On May 2, the European Union announced its proposal for the 2021-2027 budget, under which its youth program funding was more than doubled, reaching €30 billion.
With more than 10,000 applications each year, Turkey is the country that gets the highest number of project applications among 33 program countries, according to Turkey's EU ministry.
Erasmus is a European Union student exchange program founded in 1987, and Turkey has been a member since 2003.
"I believe the fact that the EU has doubled its budget shows that this project is working. It is a very important project," Yenel said.
Describing the program as the EU's "most concrete project," Yenel said that thousands of Turkish students have gone to EU countries and vice versa despite political frictions.
Ties between Ankara and European capitals have been strained since the defeated July 15, 2016, coup in Turkey of which left 250 people dead and nearly 2,200 injured.

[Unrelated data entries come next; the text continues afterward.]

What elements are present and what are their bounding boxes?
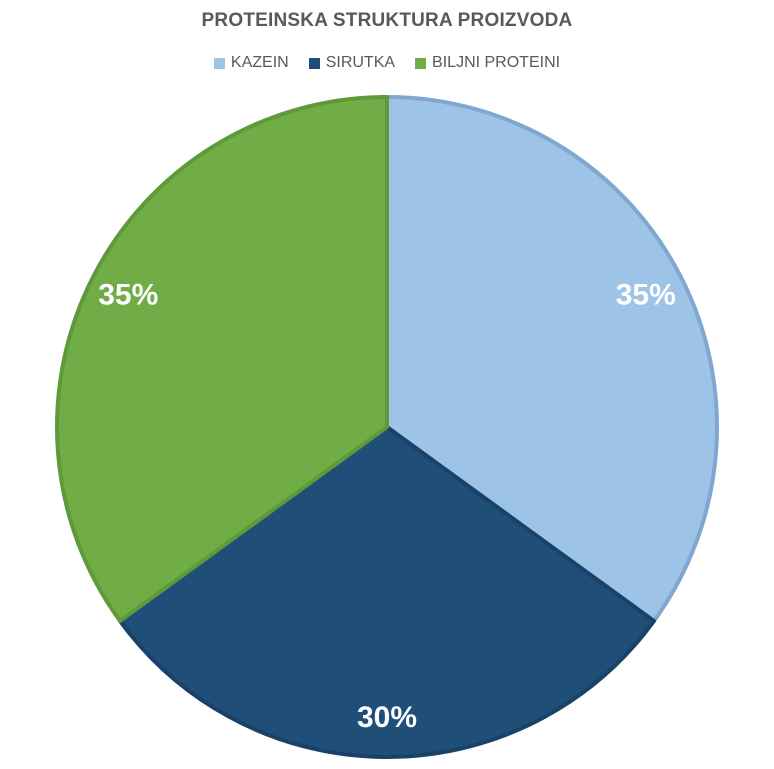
legend-swatch-biljni-proteini xyxy=(415,57,427,69)
data-label-kazein: 35% xyxy=(616,279,676,312)
pie-slice-sirutka xyxy=(118,425,656,759)
pie-slice-biljni-proteini xyxy=(55,95,389,623)
pie-slice-kazein xyxy=(385,95,719,623)
legend-item-biljni-proteini: BILJNI PROTEINI xyxy=(415,54,560,72)
legend: KAZEIN SIRUTKA BILJNI PROTEINI xyxy=(0,54,774,72)
legend-label-biljni-proteini: BILJNI PROTEINI xyxy=(432,54,561,71)
legend-label-sirutka: SIRUTKA xyxy=(325,54,396,71)
legend-item-kazein: KAZEIN xyxy=(213,54,289,72)
legend-swatch-sirutka xyxy=(308,57,320,69)
data-label-biljni-proteini: 35% xyxy=(98,279,158,312)
legend-swatch-kazein xyxy=(213,57,225,69)
chart-title: PROTEINSKA STRUKTURA PROIZVODA xyxy=(201,10,573,31)
legend-item-sirutka: SIRUTKA xyxy=(308,54,396,72)
data-label-sirutka: 30% xyxy=(357,701,417,734)
legend-label-kazein: KAZEIN xyxy=(230,54,289,71)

Turkish leaders slammed European countries for failing to show strong solidarity with Ankara against the defeated military coup.
"Underneath all these political difficulties, Erasmus kept on going," Yenel said.
"Turkey has already an image problem, especially abroad," he added, saying the students that went to Europe are ambassadors of Turkey and those that came to Turkey "saw their mindset changed."
Yenel said that most of the students that came to Turkey were from Germany, and Poland has been the biggest destination for Turkish students.
"It's easier for Germans to come to Turkey as some of them have Turkish backgrounds. I think that Turkey and Germany have special relations that have historical roots," Yenel said.
"It is interesting on the other side that Turks want to go to Poland, because Poland is a relatively new member of the EU. But I believe that it has been a more welcoming country."
"We do hope that the numbers will increase for other countries as well. But for now, Germany and Poland are in the lead," he added.